Les choux de Bruxelles
Le goût des Belges
© Sven Laurent
Au moment où vous lirez ces lignes et moi aussi dans le bouquin que Racine m’aura gracieusement envoyé, cette chose incroyable que je vais vous raconter aura un peu perdu de sa saveur. Allez, j’y vais, je vous le dis. Les choux de Bruxelles, je vous les écris en « live ». Tout en les préparant. D’un œil, je surveille l’eau qui chauffe, de l’autre ce que j’écris. Le secret de la préparation des choux de Bruxelles, c’est de les blanchir deux fois. Blanchir sert à ôter une partie de l’amertume du légume et à lui conserver sa couleur. Pour blanchir, il faut utiliser une grande quantité d’eau bouillante salée, y plonger les choux jusqu’à reprise de l’ébullition, les retirer et les passer sous l’eau froide. La seconde fois sert à rendre le chou plus digeste en lui ôtant encore de l’amertume.

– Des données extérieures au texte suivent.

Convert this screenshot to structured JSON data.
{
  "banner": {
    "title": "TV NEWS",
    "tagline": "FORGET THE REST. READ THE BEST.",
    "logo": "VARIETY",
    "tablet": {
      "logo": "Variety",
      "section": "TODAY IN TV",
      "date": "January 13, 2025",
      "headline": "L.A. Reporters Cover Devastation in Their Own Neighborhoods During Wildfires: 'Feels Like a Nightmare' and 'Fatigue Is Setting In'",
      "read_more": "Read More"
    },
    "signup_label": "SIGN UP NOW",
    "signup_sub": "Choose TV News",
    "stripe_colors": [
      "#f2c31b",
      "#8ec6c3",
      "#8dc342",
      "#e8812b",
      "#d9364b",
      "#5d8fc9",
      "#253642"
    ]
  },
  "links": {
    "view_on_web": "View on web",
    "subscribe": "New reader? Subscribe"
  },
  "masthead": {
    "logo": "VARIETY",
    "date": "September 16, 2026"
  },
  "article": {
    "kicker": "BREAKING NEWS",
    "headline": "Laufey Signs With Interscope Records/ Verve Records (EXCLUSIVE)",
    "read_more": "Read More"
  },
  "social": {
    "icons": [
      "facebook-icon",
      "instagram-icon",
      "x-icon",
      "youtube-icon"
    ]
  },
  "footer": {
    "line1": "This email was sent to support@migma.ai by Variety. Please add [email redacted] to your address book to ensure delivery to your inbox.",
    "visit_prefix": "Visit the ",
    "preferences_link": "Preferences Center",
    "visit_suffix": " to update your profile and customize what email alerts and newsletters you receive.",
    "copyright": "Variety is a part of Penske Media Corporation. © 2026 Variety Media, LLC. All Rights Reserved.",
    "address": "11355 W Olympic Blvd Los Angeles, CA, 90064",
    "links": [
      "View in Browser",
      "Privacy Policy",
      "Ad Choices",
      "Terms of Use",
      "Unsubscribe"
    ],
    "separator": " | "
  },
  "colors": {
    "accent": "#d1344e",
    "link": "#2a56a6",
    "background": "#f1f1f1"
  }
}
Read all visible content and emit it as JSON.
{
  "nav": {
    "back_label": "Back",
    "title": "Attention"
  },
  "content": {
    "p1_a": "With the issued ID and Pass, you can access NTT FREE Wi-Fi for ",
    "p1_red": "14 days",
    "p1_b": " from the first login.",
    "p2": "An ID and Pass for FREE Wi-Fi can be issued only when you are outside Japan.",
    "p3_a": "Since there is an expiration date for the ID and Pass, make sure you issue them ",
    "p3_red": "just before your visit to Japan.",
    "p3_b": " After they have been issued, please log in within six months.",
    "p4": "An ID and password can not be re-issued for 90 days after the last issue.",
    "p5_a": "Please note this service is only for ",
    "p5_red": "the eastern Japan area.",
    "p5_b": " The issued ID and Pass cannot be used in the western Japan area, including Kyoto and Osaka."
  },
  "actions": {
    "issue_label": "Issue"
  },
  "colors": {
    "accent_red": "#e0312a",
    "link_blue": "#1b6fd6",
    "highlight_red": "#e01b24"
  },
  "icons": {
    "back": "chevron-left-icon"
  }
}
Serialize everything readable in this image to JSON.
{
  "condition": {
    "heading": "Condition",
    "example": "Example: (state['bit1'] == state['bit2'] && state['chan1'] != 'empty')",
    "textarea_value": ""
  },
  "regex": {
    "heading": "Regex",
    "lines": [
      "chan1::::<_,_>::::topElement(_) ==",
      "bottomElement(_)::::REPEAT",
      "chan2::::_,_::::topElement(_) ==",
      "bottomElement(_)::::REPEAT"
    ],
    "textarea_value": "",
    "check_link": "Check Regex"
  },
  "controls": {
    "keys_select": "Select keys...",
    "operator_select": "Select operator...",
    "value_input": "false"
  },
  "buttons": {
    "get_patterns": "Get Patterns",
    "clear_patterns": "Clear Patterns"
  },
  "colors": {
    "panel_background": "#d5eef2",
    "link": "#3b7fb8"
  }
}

Une fois tout ceci effectué, il ne reste qu’à les couper en deux et à faire revenir dans du beurre de ferme.
A propos de couper, laissez-moi vous raconter l’histoire des coupeurs de choux ou Kuulkappers. Car, derrière ces délicieux petits choux, se cache une histoire savoureuse. Vers 1550, l’explosion démographique sur le territoire bruxellois contraignit ses habitants à augmenter les cultures maraîchères. Malgré tous leurs efforts, les cultivateurs ne parvenaient plus à produire assez de légumes pour Bruxelles. Aussi, vers 1650, nos fiers ancêtres, et surtout ceux de la commune de Saint-Gilles, créèrent une autre variété de choux permettant de rentabiliser au maximum la superficie cultivable. Sur un axe central épais et solide poussent en épis 20 à 75 petits choux bien serrés et nichés à la base des feuilles. Les choux de Bruxelles étaient nés. Maintenant, il s’agissait de le couper, ce à quoi s’attelèrent gaiement les Saint-Gillois. C’est ce qui leur valut le surnom de Kuulkappers.